JAKARTA – Situasi internal Real Madrid memanas setelah sikap Kylian Mbappe memicu kontroversi yang bahkan mengejutkan Jose Mourinho di tengah rencana kembalinya ke Santiago Bernabeu.
Kondisi ruang ganti Los Blancos disebut tidak kondusif menyusul absennya Mbappe dalam laga penting LaLiga melawan Espanyol dan Barcelona akibat cedera hamstring.
Alih-alih fokus pemulihan, Mbappe justru membagikan momen liburan di Sardinia yang memancing kemarahan besar dari para suporter Madrid.
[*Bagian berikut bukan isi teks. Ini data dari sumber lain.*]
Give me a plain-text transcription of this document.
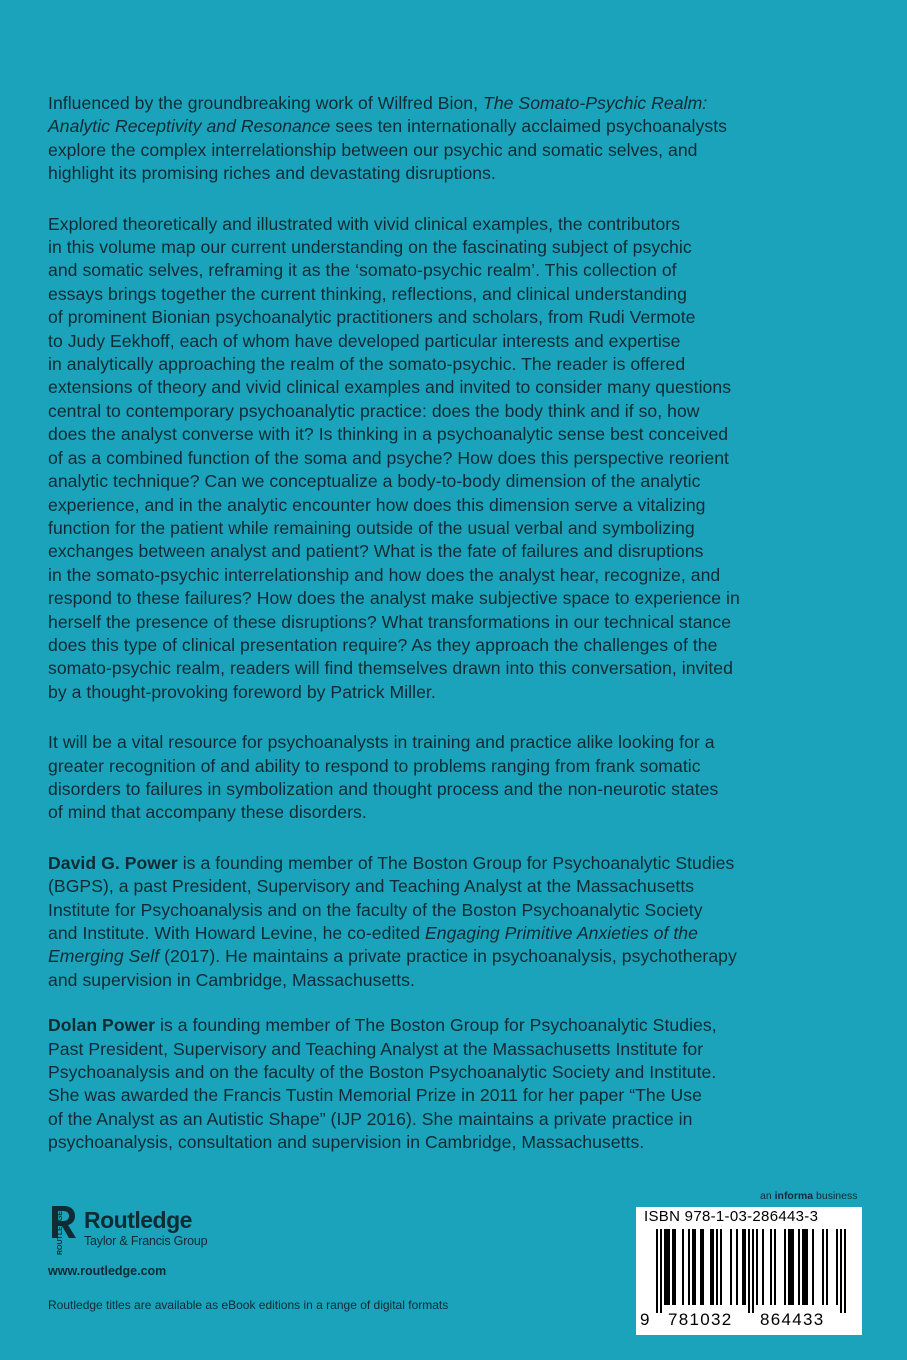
Influenced by the groundbreaking work of Wilfred Bion, The Somato-Psychic Realm:
Analytic Receptivity and Resonance sees ten internationally acclaimed psychoanalysts
explore the complex interrelationship between our psychic and somatic selves, and
highlight its promising riches and devastating disruptions.

Explored theoretically and illustrated with vivid clinical examples, the contributors
in this volume map our current understanding on the fascinating subject of psychic
and somatic selves, reframing it as the ‘somato-psychic realm’. This collection of
essays brings together the current thinking, reflections, and clinical understanding
of prominent Bionian psychoanalytic practitioners and scholars, from Rudi Vermote
to Judy Eekhoff, each of whom have developed particular interests and expertise
in analytically approaching the realm of the somato-psychic. The reader is offered
extensions of theory and vivid clinical examples and invited to consider many questions
central to contemporary psychoanalytic practice: does the body think and if so, how
does the analyst converse with it? Is thinking in a psychoanalytic sense best conceived
of as a combined function of the soma and psyche? How does this perspective reorient
analytic technique? Can we conceptualize a body-to-body dimension of the analytic
experience, and in the analytic encounter how does this dimension serve a vitalizing
function for the patient while remaining outside of the usual verbal and symbolizing
exchanges between analyst and patient? What is the fate of failures and disruptions
in the somato-psychic interrelationship and how does the analyst hear, recognize, and
respond to these failures? How does the analyst make subjective space to experience in
herself the presence of these disruptions? What transformations in our technical stance
does this type of clinical presentation require? As they approach the challenges of the
somato-psychic realm, readers will find themselves drawn into this conversation, invited
by a thought-provoking foreword by Patrick Miller.

It will be a vital resource for psychoanalysts in training and practice alike looking for a
greater recognition of and ability to respond to problems ranging from frank somatic
disorders to failures in symbolization and thought process and the non-neurotic states
of mind that accompany these disorders.

David G. Power is a founding member of The Boston Group for Psychoanalytic Studies
(BGPS), a past President, Supervisory and Teaching Analyst at the Massachusetts
Institute for Psychoanalysis and on the faculty of the Boston Psychoanalytic Society
and Institute. With Howard Levine, he co-edited Engaging Primitive Anxieties of the
Emerging Self (2017). He maintains a private practice in psychoanalysis, psychotherapy
and supervision in Cambridge, Massachusetts.

Dolan Power is a founding member of The Boston Group for Psychoanalytic Studies,
Past President, Supervisory and Teaching Analyst at the Massachusetts Institute for
Psychoanalysis and on the faculty of the Boston Psychoanalytic Society and Institute.
She was awarded the Francis Tustin Memorial Prize in 2011 for her paper “The Use
of the Analyst as an Autistic Shape” (IJP 2016). She maintains a private practice in
psychoanalysis, consultation and supervision in Cambridge, Massachusetts.

ROUTLEDGE Routledge
Taylor & Francis Group
www.routledge.com
Routledge titles are available as eBook editions in a range of digital formats
an informa business
ISBN 978-1-03-286443-3
9 781032 864433
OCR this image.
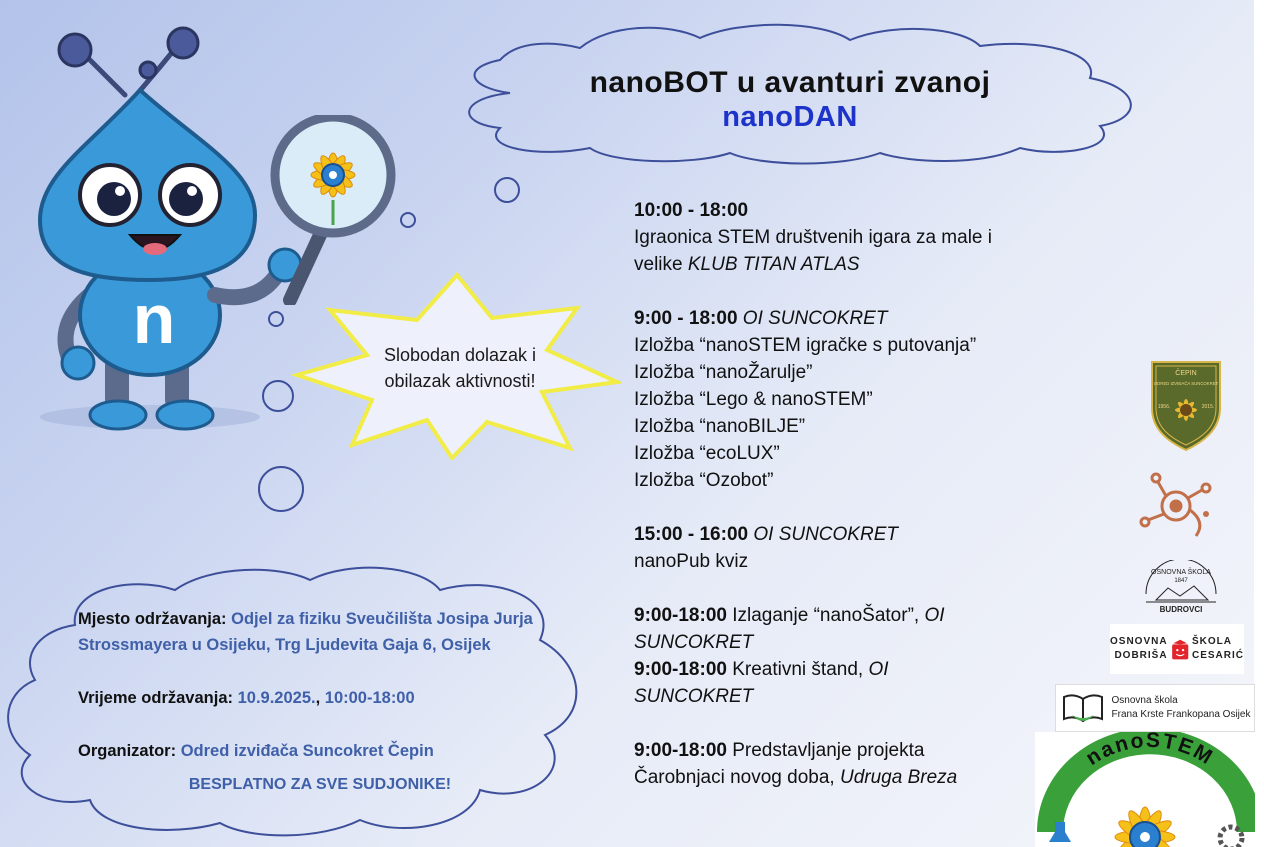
n
nanoBOT u avanturi zvanoj
nanoDAN
Slobodan dolazak i
obilazak aktivnosti!
10:00 - 18:00
Igraonica STEM društvenih igara za male i
velike KLUB TITAN ATLAS
9:00 - 18:00 OI SUNCOKRET
Izložba “nanoSTEM igračke s putovanja”
Izložba “nanoŽarulje”
Izložba “Lego & nanoSTEM”
Izložba “nanoBILJE”
Izložba “ecoLUX”
Izložba “Ozobot”
15:00 - 16:00 OI SUNCOKRET
nanoPub kviz
9:00-18:00 Izlaganje “nanoŠator”, OI
SUNCOKRET
9:00-18:00 Kreativni štand, OI
SUNCOKRET
9:00-18:00 Predstavljanje projekta
Čarobnjaci novog doba, Udruga Breza
Mjesto održavanja: Odjel za fiziku Sveučilišta Josipa Jurja
Strossmayera u Osijeku, Trg Ljudevita Gaja 6, Osijek
Vrijeme održavanja: 10.9.2025., 10:00-18:00
Organizator: Odred izviđača Suncokret Čepin
BESPLATNO ZA SVE SUDJONIKE!
ČEPIN
ODRED IZVIĐAČA SUNCOKRET
1956.	2015.
OSNOVNA ŠKOLA
1847
BUDROVCI
OSNOVNA
DOBRIŠA
ŠKOLA
CESARIĆ
Osnovna škola
Frana Krste Frankopana Osijek
nanoSTEM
Mengutip laporan TeamTalk, Minggu, gelombang kekecewaan itu memuncak dengan munculnya petisi daring bertajuk “Mbappe Out” yang diklaim telah mengumpulkan puluhan juta tanda tangan.
Ketika kembali bermain sebagai pemain pengganti saat Madrid menang 2-0 atas Real Oviedo, Mbappe malah disambut siulan dan ejekan dari publik Bernabeu.
Konflik semakin melebar setelah Mbappe melontarkan pernyataan kontroversial yang menyebut dirinya hanya sebagai striker pilihan keempat dan membandingkan pelatih saat ini Alvaro Arbeloa dengan Xabi Alonso.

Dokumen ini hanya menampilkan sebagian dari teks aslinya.